L'évolution du prix du pétrole fait l'objet de toutes les analyses en profondeur du comportement réel des grands producteurs de pétrole du Moyen-Orient et permet d’anticiper leur engagement réel.

La majorité des économistes et des traders se souviennent de ce qui s'était passé au lendemain de la guerre du Kippour, puisque le prix du pétrole a été multiplié par 4 et qu'il est resté durablement élevé. On se souvient que ce quadruplement du prix du pétrole brut avait signé un changement de modèle économique dans tout l'Occident. Il fallait s'y habituer parce que les pays de l'OPEP, les vrais auteurs de ce bras de fer, n'ont jamais lâché prise.

La semaine dernière, alors que les images de la tragédie mortifère, inondaient le monde entier, nourrissant la perspective d'une vengeance israélienne à la mesure de l'horreur qui avait été infligée par les terroristes du Hamas, le prix du pétrole a bougé, certes, mais cette évolution est restée très amortie, alors même que trois des plus gros producteurs sont impliqués dans le conflit.

L'Arabie saoudite d’abord est très attentive à ce qui se passe en Palestine, l'Iran est très proche du courant armé du Hamas ou du Hezbollah au nord d'Israël, et enfin le Qatar, où les principaux dirigeants du Hamas et des Frères musulmans sont hébergés.

Cette évolution relativement maîtrisée au niveau du prix et des livraisons est assez surprenante, puisque ces 3 producteurs importants d'hydrocarbures (pétrole et gaz) qui ont des liens assez étroits avec le Hamas, ne sont pas intervenus sur le marché.

En 1973, les pays de l'OPEP avaient réduit leur production très brutalement pour sanctionner les alliés d'Israël, c'est-à-dire les pays occidentaux. Si les prix ont bougé la semaine dernière, c'est uniquement à cause des spéculateurs qui imaginaient une contagion très rapide, mais ils se sont calmés très vite.

En réalité, la contagion au reste du monde via le pétrole et les impacts économiques n'est pas inscrite dans la plupart des scénarios possibles.

L'Iran, par exemple, et c'est de notoriété publique, a fourni le Hamas en armes de toute sorte, assez sophistiquées d'ailleurs, sans parler de l'entraînement des organisations militaires. L'Iran est donc ciblé par la communauté internationale et notamment les États-Unis. L'Iran, qui est déjà sous un régime de sanctions, n'a aucun intérêt à braver les forces internationales.
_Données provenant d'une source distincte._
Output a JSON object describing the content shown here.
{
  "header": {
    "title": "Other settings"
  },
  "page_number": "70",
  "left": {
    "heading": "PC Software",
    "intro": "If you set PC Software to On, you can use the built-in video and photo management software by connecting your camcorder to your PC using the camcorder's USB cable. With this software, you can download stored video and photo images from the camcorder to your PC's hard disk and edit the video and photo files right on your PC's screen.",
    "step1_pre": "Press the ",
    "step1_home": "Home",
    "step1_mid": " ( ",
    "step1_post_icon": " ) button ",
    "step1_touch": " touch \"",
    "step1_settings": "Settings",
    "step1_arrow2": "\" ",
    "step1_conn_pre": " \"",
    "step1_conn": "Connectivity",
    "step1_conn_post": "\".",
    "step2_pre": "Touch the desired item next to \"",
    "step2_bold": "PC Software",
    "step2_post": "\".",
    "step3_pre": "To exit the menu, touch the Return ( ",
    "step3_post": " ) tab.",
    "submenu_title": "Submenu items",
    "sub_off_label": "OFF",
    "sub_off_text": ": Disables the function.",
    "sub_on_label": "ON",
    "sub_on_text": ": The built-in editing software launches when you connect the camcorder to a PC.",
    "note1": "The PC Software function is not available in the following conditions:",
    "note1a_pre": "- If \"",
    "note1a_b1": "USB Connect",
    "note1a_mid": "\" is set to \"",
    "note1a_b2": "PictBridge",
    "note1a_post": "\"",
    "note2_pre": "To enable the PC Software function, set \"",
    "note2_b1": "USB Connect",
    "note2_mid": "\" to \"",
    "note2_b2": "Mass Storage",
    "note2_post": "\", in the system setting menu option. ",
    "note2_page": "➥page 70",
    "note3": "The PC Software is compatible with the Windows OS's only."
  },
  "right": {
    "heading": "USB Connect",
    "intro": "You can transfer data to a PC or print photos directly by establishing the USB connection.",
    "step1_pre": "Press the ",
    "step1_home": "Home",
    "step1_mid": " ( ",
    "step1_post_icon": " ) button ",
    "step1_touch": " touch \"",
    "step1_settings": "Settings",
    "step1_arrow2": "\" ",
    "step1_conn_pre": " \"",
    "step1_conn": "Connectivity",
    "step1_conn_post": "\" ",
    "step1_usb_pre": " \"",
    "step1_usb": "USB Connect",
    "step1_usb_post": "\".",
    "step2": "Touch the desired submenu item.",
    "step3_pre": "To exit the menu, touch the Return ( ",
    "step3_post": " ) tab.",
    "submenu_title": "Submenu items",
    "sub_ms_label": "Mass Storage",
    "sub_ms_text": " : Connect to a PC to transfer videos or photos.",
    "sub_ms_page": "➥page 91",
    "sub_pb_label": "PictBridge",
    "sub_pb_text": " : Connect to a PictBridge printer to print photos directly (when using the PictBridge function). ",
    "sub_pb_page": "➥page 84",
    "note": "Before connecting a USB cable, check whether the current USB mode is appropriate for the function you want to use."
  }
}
D'autant que la production pétrolière de l'Iran est déjà contingentée. Que les ayatollahs ferment les vannes, cela ne mettra pas à genoux les économies occidentales, mais cela risquerait d'asphyxier leur régime parce qu'ils ont besoin de vendre leur carburant.
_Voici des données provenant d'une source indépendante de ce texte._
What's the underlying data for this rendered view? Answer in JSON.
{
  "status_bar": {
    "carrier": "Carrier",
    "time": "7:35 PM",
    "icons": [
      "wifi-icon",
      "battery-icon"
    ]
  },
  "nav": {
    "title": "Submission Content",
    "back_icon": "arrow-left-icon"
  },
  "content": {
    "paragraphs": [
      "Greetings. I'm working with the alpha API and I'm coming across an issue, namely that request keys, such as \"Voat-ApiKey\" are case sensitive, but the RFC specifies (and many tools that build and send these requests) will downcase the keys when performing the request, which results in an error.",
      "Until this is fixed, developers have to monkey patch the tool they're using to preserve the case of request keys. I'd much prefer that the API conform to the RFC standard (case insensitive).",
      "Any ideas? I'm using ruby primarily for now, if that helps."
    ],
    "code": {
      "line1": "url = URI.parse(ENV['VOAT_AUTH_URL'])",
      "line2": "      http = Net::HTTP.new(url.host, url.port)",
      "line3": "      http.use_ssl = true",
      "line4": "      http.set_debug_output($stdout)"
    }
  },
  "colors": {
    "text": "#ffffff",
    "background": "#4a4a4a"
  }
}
Le rôle de l'Arabie saoudite est beaucoup plus ambigu. L'Arabie saoudite est le premier producteur mondial. L'Arabie saoudite est en mesure de fixer le prix mondial du brut, mais là encore, si l'Arabie saoudite déclare son soutien à la cause palestinienne, l'Arabie saoudite a besoin de protéger son commerce avec l'Occident, et a besoin de sécuriser les investissements colossaux réalisés en Europe et aux États-Unis. D'où les efforts consentis avant le conflit, par l'Arabie saoudite pour trouver un compromis avec Israël capable de normaliser la situation, mais c'était avant le déclenchement des attentats du Hamas.
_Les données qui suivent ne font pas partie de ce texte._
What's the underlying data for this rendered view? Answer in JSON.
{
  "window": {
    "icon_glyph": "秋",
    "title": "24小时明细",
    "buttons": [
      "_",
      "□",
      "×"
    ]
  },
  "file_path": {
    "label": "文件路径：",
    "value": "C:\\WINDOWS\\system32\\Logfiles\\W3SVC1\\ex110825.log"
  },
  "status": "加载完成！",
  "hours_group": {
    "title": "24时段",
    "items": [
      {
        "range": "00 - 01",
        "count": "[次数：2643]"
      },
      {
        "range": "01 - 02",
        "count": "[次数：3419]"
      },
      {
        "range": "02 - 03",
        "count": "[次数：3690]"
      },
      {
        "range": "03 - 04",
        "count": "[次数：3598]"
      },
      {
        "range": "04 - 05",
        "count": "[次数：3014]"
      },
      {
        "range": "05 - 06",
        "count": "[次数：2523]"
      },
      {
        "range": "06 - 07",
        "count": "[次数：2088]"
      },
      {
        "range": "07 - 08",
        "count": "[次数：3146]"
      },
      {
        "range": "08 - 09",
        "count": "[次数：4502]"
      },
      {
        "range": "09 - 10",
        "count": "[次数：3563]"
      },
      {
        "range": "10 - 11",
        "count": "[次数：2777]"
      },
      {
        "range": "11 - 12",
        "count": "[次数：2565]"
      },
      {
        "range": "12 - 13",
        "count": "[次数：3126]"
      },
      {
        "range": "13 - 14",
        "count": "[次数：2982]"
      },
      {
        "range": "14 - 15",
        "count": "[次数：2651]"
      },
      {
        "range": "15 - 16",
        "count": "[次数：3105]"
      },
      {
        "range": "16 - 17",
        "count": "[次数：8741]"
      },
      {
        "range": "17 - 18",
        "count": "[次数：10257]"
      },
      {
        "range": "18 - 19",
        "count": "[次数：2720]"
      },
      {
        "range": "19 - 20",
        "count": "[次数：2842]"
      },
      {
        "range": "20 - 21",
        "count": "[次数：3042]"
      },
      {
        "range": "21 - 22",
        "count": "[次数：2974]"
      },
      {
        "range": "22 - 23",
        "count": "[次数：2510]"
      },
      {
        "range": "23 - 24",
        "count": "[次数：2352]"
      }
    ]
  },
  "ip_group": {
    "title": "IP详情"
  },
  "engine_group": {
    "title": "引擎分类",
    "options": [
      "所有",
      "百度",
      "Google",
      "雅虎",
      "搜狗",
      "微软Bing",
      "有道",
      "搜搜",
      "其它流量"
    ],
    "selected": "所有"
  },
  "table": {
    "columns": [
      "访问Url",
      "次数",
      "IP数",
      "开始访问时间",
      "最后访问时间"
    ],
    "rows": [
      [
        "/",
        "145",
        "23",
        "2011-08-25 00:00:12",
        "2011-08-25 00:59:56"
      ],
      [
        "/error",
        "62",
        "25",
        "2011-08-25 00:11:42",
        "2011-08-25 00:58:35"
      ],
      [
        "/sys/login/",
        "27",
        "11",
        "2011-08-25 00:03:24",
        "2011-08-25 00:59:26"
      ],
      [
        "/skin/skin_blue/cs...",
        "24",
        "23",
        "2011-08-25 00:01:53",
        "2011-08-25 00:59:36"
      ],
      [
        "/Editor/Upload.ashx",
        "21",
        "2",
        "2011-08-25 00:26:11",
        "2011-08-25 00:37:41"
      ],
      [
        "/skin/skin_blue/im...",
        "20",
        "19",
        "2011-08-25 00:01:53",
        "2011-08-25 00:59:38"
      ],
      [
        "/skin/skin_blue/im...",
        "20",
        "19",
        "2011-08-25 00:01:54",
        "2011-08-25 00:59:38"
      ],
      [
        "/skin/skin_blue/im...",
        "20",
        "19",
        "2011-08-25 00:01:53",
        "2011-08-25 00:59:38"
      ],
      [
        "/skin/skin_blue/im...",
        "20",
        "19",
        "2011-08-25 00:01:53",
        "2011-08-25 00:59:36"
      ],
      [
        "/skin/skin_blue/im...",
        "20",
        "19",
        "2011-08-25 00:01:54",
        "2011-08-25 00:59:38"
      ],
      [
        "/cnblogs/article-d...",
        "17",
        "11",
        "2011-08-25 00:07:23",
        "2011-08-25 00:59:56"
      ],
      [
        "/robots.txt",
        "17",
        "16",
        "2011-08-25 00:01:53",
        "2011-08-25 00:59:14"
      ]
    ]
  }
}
Le Qatar, de son côté, qui a également d'importants deals financiers avec les Européens. Le Qatar a quelques liens avec les Frères musulmans, le Qatar abrite les dirigeants du Hamas, mais le Qatar protège aussi ses intérêts en Occident. D'où les limites qu'il mettra à son engagement.

La grande majorité des pays arabo-musulmans sont sur une ligne de crête qu'ils essaient de protéger. Leurs gouvernements sont en lien avec l'Occident pour des raisons économiques et financières, mais leurs opinions publiques sont très sensibles à ce qui se passe avec les Palestiniens. Les opinions publiques ne font pas la distinction entre les courants islamiques qui seraient plutôt responsables et les courants terroristes transnationaux (Hamas, État islamique, Hezbollah, Daesh...). Ces gouvernements de pays musulmans, au Moyen-Orient comme au Maghreb, sont d'autant plus prudents, voire frileux, face aux manifestations islamistes, qu'ils gèrent des régimes autoritaires. N'étant pas démocrates, n'ayant pas d'élections, ni de courants d'opposants qui peuvent s'exprimer, ils observent l'état de la rue. Parce que l'opposition s'exprime dans la rue et que la rue peut être manipulée par les courants les plus radicaux.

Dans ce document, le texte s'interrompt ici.